Türk toplumu çağdaş uygarlığın ortağı değil. Kaldı ki bunu istemeyenlerin sesleri de oldukça yüksek çıkıyor. Ne var ki ekonomik çöküntünün başlıca nedeni, bütün yaşam araçlarını ithal edip onları üretenlerin amaçlarını yadsımaktır. Bu tutum, alınan araçların kullanılmalarını olumsuz etkiliyor. Bu ekonomik olarak, hiçbir aracı zarar etmeden kullanamıyoruz, demektir. Buna müzik alanı da dahil. Radyo, televizyon musikisiz olmuyor. Folklor, caz, Aşık Veysel, Dede Efendi, Avrupa’da yetişmiş büyük virtüözlerimiz boşluğu dolduramaz.

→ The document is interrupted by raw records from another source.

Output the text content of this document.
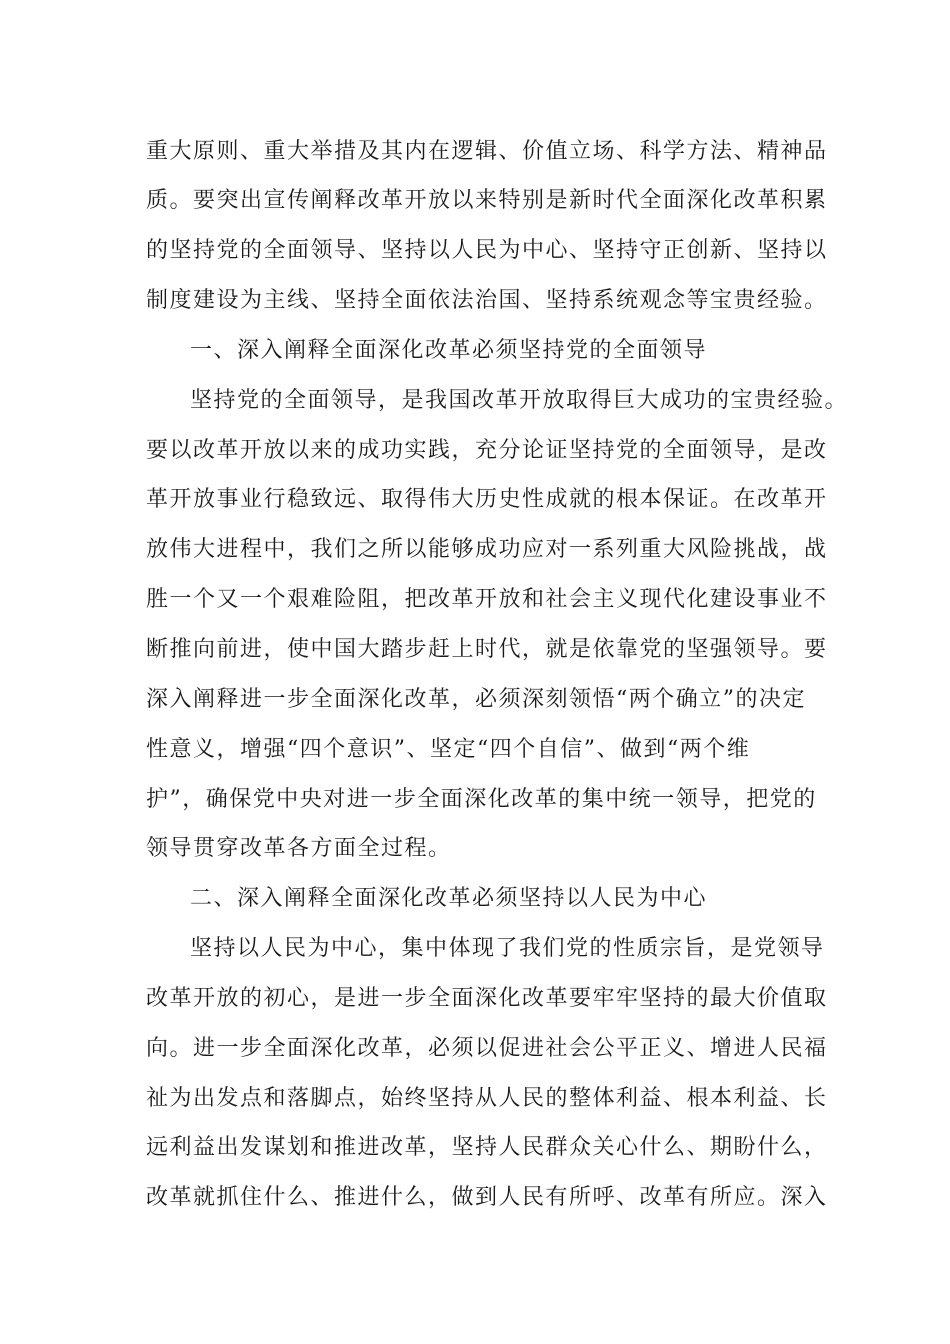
重大原则、重大举措及其内在逻辑、价值立场、科学方法、精神品
质。要突出宣传阐释改革开放以来特别是新时代全面深化改革积累
的坚持党的全面领导、坚持以人民为中心、坚持守正创新、坚持以
制度建设为主线、坚持全面依法治国、坚持系统观念等宝贵经验。
一、深入阐释全面深化改革必须坚持党的全面领导
坚持党的全面领导，是我国改革开放取得巨大成功的宝贵经验。
要以改革开放以来的成功实践，充分论证坚持党的全面领导，是改
革开放事业行稳致远、取得伟大历史性成就的根本保证。在改革开
放伟大进程中，我们之所以能够成功应对一系列重大风险挑战，战
胜一个又一个艰难险阻，把改革开放和社会主义现代化建设事业不
断推向前进，使中国大踏步赶上时代，就是依靠党的坚强领导。要
深入阐释进一步全面深化改革，必须深刻领悟“两个确立”的决定
性意义，增强“四个意识”、坚定“四个自信”、做到“两个维
护”，确保党中央对进一步全面深化改革的集中统一领导，把党的
领导贯穿改革各方面全过程。
二、深入阐释全面深化改革必须坚持以人民为中心
坚持以人民为中心，集中体现了我们党的性质宗旨，是党领导
改革开放的初心，是进一步全面深化改革要牢牢坚持的最大价值取
向。进一步全面深化改革，必须以促进社会公平正义、增进人民福
祉为出发点和落脚点，始终坚持从人民的整体利益、根本利益、长
远利益出发谋划和推进改革，坚持人民群众关心什么、期盼什么，
改革就抓住什么、推进什么，做到人民有所呼、改革有所应。深入
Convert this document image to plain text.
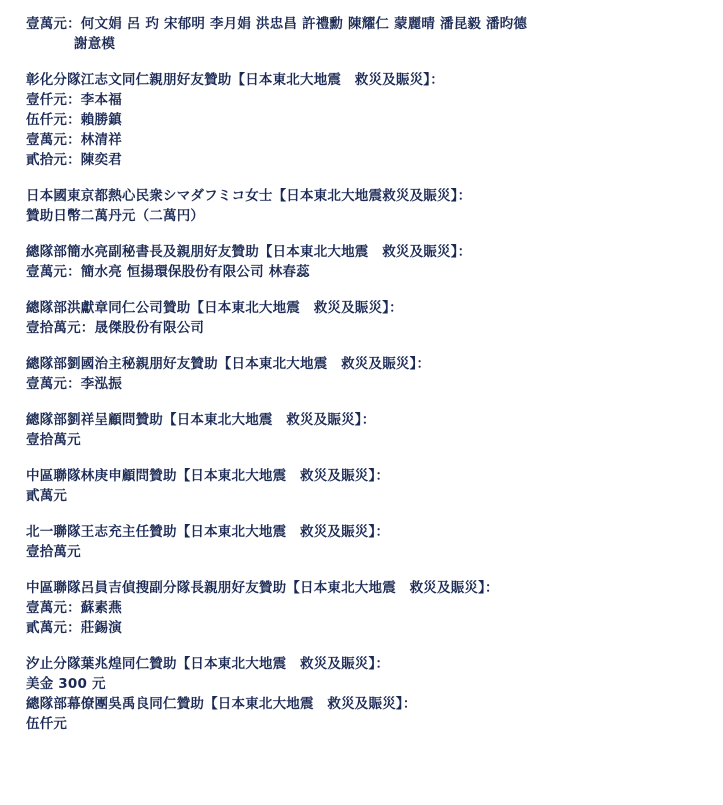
壹萬元：何文娟 呂 玓 宋郁明 李月娟 洪忠昌 許禮勳 陳耀仁 蒙麗晴 潘昆毅 潘昀德
謝意模
彰化分隊江志文同仁親朋好友贊助【日本東北大地震　救災及賑災】：
壹仟元：李本福
伍仟元：賴勝鎮
壹萬元：林清祥
貳拾元：陳奕君
日本國東京都熱心民衆シマダフミコ女士【日本東北大地震救災及賑災】：
贊助日幣二萬丹元（二萬円）
總隊部簡水亮副秘書長及親朋好友贊助【日本東北大地震　救災及賑災】：
壹萬元：簡水亮 恒揚環保股份有限公司 林春蕊
總隊部洪獻章同仁公司贊助【日本東北大地震　救災及賑災】：
壹拾萬元：晟傑股份有限公司
總隊部劉國治主秘親朋好友贊助【日本東北大地震　救災及賑災】：
壹萬元：李泓振
總隊部劉祥呈顧問贊助【日本東北大地震　救災及賑災】：
壹拾萬元
中區聯隊林庚申顧問贊助【日本東北大地震　救災及賑災】：
貳萬元
北一聯隊王志充主任贊助【日本東北大地震　救災及賑災】：
壹拾萬元
中區聯隊呂員吉偵搜副分隊長親朋好友贊助【日本東北大地震　救災及賑災】：
壹萬元：蘇素燕
貳萬元：莊錫演
汐止分隊葉兆煌同仁贊助【日本東北大地震　救災及賑災】：
美金 300 元
總隊部幕僚團吳禹良同仁贊助【日本東北大地震　救災及賑災】：
伍仟元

Durum bütün sanat dallarında aynıdır. Musiki ve diğer sanatlar uygarlığın sade cilaları değil, göstergeleridir.

Toplumun sanatsal hamlığı ve duyarsızlığı, belki inanmayacaksınız ama sanatları dışlamamızdan kaynaklanıyor. Öğretimde, matematikte, bilimde, teknolojide üretim kısırlığı, fakirlikle birleşerek ortalığı çınlatıyor. Türkiye’nin bütün dünyanın gündeminde olan acıklı durumunu kendi çabalarımızla düzeltemez, çağdaşlaşıp dünyaya katılamazsak, dışarıdan bir çözüm beklentisi de faydasızdır. İslam katarına katılmak ekonomik kölelik yoludur.

Not: Bu makale, Türk tarihinde yaratıcı olmadığı anlamına yorumlanmamalıdır. Her toplum kendi koşulları içinde yaratıcı yetiştirir ama tohumlarından tarla ya da orman yetiştiremez!

Doğan Kuban


Bu yazı HBT'nin 71. sayısında yayınlanmıştır.